Tag Archives: Painting

I’m Still Here…

So…It’s the beginning of May and I haven’t written in this blog since sometime in December.  The longer the time has elapsed the more intimidating it has become to produce something new…just because I think after the last 4 months I should perhaps report back something…say…earth shattering.  However, it’s not really the case.

I’m still here.

But I did take advantage of the summer here and had an extended period of vacations in Argentina, Uruguay and Brazil…    

    

      

    

      

And when I came back, I felt great.

And now I also have the new experience of dating someone in Santiago which is making me happy:)

And I am also painting again.  Returning to my art has been great…even if I am not doing it every day.

Of course when I think about being here…I am still pressuring myself over finding a good meaning and purpose and if am I am living up to all that I could do here…not only for myself, but I also spend a lot of time being conscious of my affect on others as a foreigner here.  Probably I’m not, at least living up to all of the expectations I place on myself and sometimes I feel a little overwhelmed…in fact I think too much focus on this stops me dead in the tracks of enjoying myself here.
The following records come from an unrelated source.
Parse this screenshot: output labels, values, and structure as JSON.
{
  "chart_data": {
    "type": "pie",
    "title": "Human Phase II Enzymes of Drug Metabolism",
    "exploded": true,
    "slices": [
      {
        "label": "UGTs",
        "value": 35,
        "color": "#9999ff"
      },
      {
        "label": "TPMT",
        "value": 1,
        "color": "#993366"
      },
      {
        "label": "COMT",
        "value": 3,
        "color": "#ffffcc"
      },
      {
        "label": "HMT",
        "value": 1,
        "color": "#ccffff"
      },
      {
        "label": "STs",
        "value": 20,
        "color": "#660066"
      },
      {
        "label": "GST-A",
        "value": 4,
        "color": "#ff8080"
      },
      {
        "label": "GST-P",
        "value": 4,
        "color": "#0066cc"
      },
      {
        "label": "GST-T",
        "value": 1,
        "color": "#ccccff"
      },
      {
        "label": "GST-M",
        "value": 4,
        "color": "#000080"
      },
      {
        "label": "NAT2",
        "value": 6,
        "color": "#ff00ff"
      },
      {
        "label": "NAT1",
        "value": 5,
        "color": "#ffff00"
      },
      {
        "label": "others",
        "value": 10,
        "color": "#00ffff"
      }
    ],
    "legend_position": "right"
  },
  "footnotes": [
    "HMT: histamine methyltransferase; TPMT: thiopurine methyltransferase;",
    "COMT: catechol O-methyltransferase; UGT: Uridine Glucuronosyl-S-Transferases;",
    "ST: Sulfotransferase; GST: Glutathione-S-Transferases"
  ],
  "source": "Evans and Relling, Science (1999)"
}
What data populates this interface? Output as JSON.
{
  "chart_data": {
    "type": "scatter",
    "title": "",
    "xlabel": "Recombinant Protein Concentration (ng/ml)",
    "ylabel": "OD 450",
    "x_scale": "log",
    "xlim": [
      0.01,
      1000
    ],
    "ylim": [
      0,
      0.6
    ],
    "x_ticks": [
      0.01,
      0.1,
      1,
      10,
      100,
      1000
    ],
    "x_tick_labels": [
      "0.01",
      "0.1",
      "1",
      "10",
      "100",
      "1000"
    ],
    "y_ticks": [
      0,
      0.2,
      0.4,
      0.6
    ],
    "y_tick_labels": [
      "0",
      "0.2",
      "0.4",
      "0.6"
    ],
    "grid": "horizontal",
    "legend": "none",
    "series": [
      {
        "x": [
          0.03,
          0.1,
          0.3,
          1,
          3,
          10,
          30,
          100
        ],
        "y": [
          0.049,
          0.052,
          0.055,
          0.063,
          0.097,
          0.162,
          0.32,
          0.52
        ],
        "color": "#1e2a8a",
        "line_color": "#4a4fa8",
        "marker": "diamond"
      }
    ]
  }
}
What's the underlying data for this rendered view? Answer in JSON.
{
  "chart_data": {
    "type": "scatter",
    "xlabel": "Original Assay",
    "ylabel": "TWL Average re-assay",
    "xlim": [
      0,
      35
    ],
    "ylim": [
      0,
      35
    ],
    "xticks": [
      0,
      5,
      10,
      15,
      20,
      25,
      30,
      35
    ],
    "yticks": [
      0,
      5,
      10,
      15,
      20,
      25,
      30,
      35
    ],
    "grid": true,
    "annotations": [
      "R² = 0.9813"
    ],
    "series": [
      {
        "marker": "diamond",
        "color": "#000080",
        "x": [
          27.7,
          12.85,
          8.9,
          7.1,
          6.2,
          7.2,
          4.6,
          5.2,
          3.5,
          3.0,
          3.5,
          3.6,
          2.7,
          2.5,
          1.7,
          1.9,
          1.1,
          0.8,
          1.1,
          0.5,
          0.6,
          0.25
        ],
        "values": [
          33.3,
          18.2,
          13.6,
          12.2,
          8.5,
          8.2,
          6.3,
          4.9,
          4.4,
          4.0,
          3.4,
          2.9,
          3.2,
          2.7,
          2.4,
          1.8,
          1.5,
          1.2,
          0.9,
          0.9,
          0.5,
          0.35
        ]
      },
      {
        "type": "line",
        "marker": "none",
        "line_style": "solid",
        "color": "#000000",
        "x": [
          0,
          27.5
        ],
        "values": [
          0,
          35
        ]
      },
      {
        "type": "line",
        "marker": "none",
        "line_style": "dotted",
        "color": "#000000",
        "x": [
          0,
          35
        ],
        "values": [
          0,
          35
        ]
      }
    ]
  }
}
A couple years ago I worked for a mental health institute, as an assistant to train people in the mental health field.  There I learned about a concept in which all people have a “core value.”  It speaks of the person one is at their core beyond what defines them as a worker with skills or even their own personality traits.  The process of learning about your “core value” is through a series of questions which takes place in a group.  It can last for hours as the group discusses and decides what they feel could possibly motivate you as a person.  I remember mine being about curiosity.  It was as simple as that.  I’m a curious person and somehow my curiosity is supposed to work for me in this life.

As I return to how I originally felt about coming here, I think about how I tried something very random and let myself see where I would go with that experience…all for the joy of exploring and traveling.  Each experience building upon another…and here I am.  When I think of the core of me…a person who loves to investigate and experience things….I came here because I was acting on an instinctual desire of something I love to do for my own curiosity.  Maybe it was a little random, but I started something and now I am trying to figure out what it means to me.

Because i’ve been painting again, I’ve realized that my process of painting is very similar…because I have always started my work with some very random marks and no image in mind (all of my work is abstract)…and many layers later it slowly becomes something but not without fighting with it.  The constant struggle is the part I hate and so I always feel like I don’t completely love painting.

For years this has made me think that maybe I am not a “real” painter…because it doesn’t always flow for me.  Actually, it never completely flows for me and sometimes I have no idea what the hell I am working towards because I had no idea in the first place (one would think that by now I would considering making a plan…but I just don’t work that way!!).  Usually the middle point of my paintings look like a freaking mess of small build ups of texture and color that I don’t want to give up, but they don’t quite support the whole of the painting.  Usually it takes me some time to back away and come back and simplify everything after I’ve let it be for a while.  Every painting is the same.  During the process of it all, it’s difficult for me to realize that I need to eliminate those things to find a balance in the painting.  It can make me feel very insecure as a painter.  The only thing that keeps me going is that somehow I have always had this tenacity (coincidentally…very similar to my last name) where I don’t give up until I find some sort of ending that satisfies me.  And I always love the outcome of all my work.

If that is not an analogy of the way I live my life, I don’t know what is.  My creative process pretty much equals the way in which I live my life.  I struggle and try to do so many things that seem to sometimes be going somewhere or that might lead to something temporarily but then go nowhere and something inside me tries to resist so many things that could perhaps be easier until one day I clear away all of the fears and “problems” and find a sudden peaceful resolution.  The thing is…for some reason I have to go through trying all the possibilities until I find that resolution.  I don’t know any other way.  Yet, I always put up the same fight because there are so many times when I hold on so tight to those same “small build ups of texture and color” in my life that I think are going to keep me feeling so “secure,” but are not supporting the real me totally.  And, just as with my art, it makes me also not always completely love myself.

My original intentions of being here were to explore.  It wasn’t until I came here that my purpose began changing and taking different forms and avenues…maybe I need to remind myself of the origin of who I am…that person who loves to “explore and investigate”…who is “curious”…and that it is okay just being that…because I can feel downright insecure considering all of my plans and intentions and whether I am doing all of them the best I can.

Leaving the city for the day yesterday and being in nature, was an affirmation to give space for what I love.  It reminds me of my very first blog entry of when I went hiking in the mountains for the first time here.

Maybe the best purpose I can offer in my life right now is what I feel that my art is supposed to be about until I begin challenging it with all of the expectations of what the outcome should be…its a matter of play…the joy of building and creating and seeing where it takes me.  I perfected this in my childhood and as an adult I hold on.  This is what I need to remember about both painting and my life…to take a little advice from my silly side in which I feel the most free…let go of trying to make it all work, give it some space and accept the absurdity of it all because maybe that is where I sort everything out and it comes together for me.